Helen was born in 1934, the youngest of three siblings. It was one of Helen’s friends, who had a boyfriend in the Merchant Navy, who introduced her to Maxwell Ward. Max had been born in Geelong, but his troubled relationship with his parents led him to join the British Merchant Navy at age 16. ‘My friend said to me that there was an Australian on the same ship as her boyfriend and would I write to him because he was lonely.’

Helen had been writing to Max for a year when he visited her while she was holidaying on the Isle of Man, off the UK coast.‘In them days nobody travelled and so if you went to the Isle of Man for your holidays, you were big time, you know, you were doing very well. ‘When I got there, Max had left a phone message that he would ring that night and, in them days, nobody had a phone so that was a big thing again.’

Moving to Australia

The couple married in Glasgow and moved to Australia in 1959. ‘My husband died when he was 55. I was 49. Your whole life's different, isn't it? My son was 23 and in the Merchant Navy and my daughter was 27. We were all shocked. I found out that on the day my husband died he had gone to Myer where I worked and spoke to the manager to rearrange my holidays. He was booking flights for us to go on holiday to the UK as a surprise for me. My 50th birthday was near and he wanted me to go home and see my father.

Never a dull moment

My husband was a character, there was never a dull moment. When he had a falling out with his family, he’d say, “I don't really need them. I've got enough friends to fill a cathedral”,’ Helen says.

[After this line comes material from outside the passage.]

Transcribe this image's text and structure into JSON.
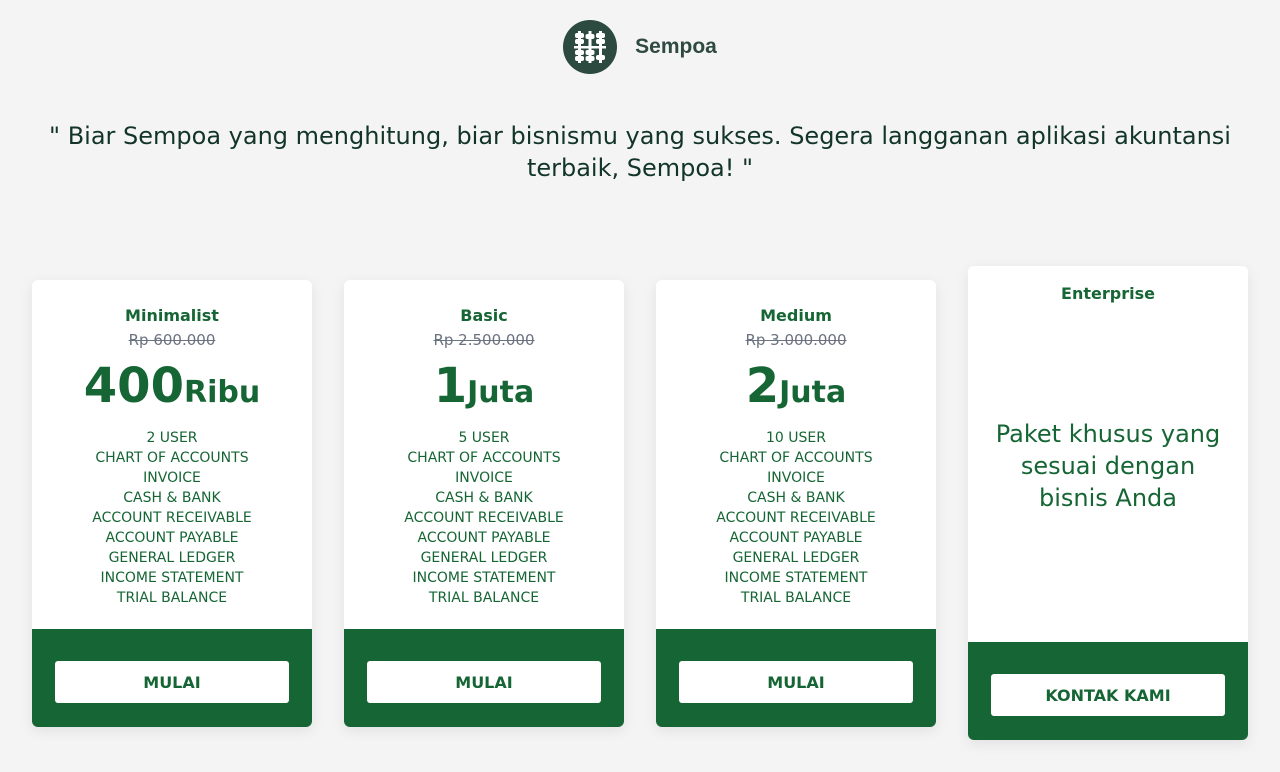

When Max died, they held the funeral at St Mary’s – the biggest Catholic church in Geelong. ‘It's like a cathedral,’ Helen says, “The priest told me after that it holds 2,000 and it was full, and they were standing outside.’ Helen helped her son run a country pub for a couple of years as well as helping bring up her grandson. ‘I don't really have any complaints about my life because there's good people everywhere. When it's all bases down, you really don't need a fortune. It might be nice to have one, but you don't really need it.’